Polygenic screening of embryos is here, but is it ethical? theguardian.com/science/2021/o… - great overview by @philipcball; my own thoughts follow...
In my view, polygenic scores are a statistical tool, not one with adequate precision in individuals to warrant use in embryo selection.
It is true that those in the very highest PGS deciles for some complex diseases have significantly higher risk than the population average. But any such embryos will also have sibling embryos with higher than average PGS...
...so any difference in risk between embryos is likely to be smaller than across the whole PGS range, and will remain probabilistic
Also, PGS for different complex diseases (heart disease, schizophrenia, diabetes) will be largely independent, meaning different sibling embryos will be slightly higher or lower for each
So, IMO, it's not quite snake oil, but it's not far off. Some would say that the predictions will inevitably improve, but they will - at best - hit the hard ceiling of heritability of these disorders
And in fact they're unlikely to get close to that as they only tag common variants, which only capture a fraction of the total heritability, which itself contributes only a fraction of the variance in who gets the disorder
As for selecting for traits like height or IQ or proxies like educational attainment, the same technical limitations apply, and you can add a host of additional ethical issues
You might say: let parents decide, where's the harm? Well, one additional problem is that we don't know where the harms might be - either biologically or sociologically
Having these polygenic scores to hand for different traits does not mean we understand the underlying biology - either of the whole set or of individual genetic variants.

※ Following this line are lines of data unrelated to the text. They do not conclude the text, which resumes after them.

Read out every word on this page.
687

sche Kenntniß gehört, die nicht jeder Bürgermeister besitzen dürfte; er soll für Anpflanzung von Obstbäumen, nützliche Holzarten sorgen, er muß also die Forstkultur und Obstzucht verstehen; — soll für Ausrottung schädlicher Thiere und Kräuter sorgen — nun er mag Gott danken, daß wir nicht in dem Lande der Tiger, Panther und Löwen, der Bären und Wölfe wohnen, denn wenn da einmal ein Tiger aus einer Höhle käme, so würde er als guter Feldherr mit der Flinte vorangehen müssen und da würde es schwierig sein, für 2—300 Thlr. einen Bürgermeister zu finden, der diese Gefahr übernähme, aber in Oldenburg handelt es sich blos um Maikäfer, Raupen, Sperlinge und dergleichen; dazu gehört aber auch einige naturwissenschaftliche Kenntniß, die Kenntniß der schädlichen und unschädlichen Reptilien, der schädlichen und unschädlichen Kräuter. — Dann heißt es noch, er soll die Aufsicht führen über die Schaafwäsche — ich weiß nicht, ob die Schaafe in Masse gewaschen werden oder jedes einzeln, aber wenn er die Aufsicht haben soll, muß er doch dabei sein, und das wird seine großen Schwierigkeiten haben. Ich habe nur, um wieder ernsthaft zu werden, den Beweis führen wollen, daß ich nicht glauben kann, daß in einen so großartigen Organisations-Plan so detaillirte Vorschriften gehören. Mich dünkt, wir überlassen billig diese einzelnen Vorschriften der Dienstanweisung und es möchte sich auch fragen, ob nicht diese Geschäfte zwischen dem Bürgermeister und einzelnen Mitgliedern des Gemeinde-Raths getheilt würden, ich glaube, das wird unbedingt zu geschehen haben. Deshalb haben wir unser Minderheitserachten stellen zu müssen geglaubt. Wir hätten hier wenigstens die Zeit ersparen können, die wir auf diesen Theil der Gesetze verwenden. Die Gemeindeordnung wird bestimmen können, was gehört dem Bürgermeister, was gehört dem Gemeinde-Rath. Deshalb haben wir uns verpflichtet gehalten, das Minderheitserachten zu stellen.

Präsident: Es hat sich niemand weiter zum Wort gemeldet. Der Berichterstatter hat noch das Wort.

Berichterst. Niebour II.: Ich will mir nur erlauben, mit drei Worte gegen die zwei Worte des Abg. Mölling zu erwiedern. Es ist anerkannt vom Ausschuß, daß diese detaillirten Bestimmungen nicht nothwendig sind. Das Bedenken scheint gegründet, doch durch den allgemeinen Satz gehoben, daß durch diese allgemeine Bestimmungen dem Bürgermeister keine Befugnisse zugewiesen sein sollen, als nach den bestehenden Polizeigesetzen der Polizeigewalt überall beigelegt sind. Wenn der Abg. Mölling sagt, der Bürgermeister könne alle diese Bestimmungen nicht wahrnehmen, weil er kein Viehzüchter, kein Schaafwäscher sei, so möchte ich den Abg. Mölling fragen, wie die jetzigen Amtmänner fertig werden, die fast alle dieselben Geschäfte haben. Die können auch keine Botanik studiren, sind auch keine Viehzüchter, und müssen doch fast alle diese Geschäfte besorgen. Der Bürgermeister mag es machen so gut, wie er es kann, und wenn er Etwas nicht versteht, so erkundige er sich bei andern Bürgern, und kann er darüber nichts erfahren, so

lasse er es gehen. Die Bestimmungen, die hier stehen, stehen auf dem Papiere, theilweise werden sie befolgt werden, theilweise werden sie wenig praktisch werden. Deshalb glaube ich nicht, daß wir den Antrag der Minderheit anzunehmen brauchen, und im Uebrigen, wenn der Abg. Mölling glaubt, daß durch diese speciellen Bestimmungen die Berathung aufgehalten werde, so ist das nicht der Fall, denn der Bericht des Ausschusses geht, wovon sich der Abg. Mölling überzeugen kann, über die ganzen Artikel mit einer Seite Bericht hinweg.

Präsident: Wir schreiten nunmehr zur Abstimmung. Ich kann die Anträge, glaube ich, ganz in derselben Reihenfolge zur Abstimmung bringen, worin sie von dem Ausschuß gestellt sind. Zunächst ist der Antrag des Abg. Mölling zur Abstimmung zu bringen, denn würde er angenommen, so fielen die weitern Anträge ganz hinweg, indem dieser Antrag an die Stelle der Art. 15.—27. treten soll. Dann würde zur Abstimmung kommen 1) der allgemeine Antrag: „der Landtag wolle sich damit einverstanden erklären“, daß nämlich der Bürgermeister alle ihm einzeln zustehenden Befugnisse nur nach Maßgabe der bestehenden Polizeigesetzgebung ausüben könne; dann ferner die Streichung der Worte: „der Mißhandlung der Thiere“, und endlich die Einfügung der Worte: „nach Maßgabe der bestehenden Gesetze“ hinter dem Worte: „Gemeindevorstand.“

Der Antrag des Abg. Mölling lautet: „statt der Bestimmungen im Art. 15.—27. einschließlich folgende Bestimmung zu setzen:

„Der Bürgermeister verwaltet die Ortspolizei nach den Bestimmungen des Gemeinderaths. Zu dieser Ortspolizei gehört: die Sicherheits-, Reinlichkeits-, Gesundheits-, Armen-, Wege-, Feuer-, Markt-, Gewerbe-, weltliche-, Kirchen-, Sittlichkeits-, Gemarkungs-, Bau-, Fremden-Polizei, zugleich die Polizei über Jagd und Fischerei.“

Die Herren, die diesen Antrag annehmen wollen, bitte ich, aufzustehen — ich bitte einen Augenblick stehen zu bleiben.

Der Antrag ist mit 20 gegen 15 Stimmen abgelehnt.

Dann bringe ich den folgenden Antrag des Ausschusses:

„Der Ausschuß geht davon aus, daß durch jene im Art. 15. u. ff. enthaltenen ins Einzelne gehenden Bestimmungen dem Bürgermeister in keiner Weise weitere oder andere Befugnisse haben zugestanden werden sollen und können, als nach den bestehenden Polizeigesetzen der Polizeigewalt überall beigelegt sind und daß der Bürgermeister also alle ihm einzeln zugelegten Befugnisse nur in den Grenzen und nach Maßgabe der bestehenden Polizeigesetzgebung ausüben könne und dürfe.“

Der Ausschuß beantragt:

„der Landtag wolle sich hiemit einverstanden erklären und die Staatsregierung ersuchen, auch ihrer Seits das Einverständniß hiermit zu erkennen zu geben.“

We would be selecting based on one statistical outcome without clear knowledge of what it is we are really selecting on or what other things such variation might affect
The history of animal and plant breeding is rife with examples of unintended effects of prolonged selection - think of tomatoes selected for shelf life, but which lost all flavour in the process
So, the precautionary principle would seem to provide wise guidance on these issues.
As for the sociological issues, I don't see a real worry of a genetic super-class emerging among the rich - this kind of selection just won't work that well. Not well enough to justify doing IVF if you weren't already doing it
In fact, I would say it won't "work" for individuals at all, in the sense that the precision of the predictions is just too low. The only way it would "work" is the way animal breeders use it - in a breeding program, over generations
It's interesting that Steve Hsu, who generally positions this issue as one of individual parental choice, betrays his eugenic leanings when he says "The potential public health benefits are huge"
One gets the impression that he'd be glad to have this technology deployed at scale (in fact he says exactly that), such that the overall "genetic quality" of the population would be "improved"
And that gets into some much deeper ethical and moral issues about the relative worth and value of different types of persons - either in society, or as our own children
What's so interesting in this whole debate is that that question is a non-starter for many people but a perfectly valid one for others. I wonder if we could get a polygenic score for that?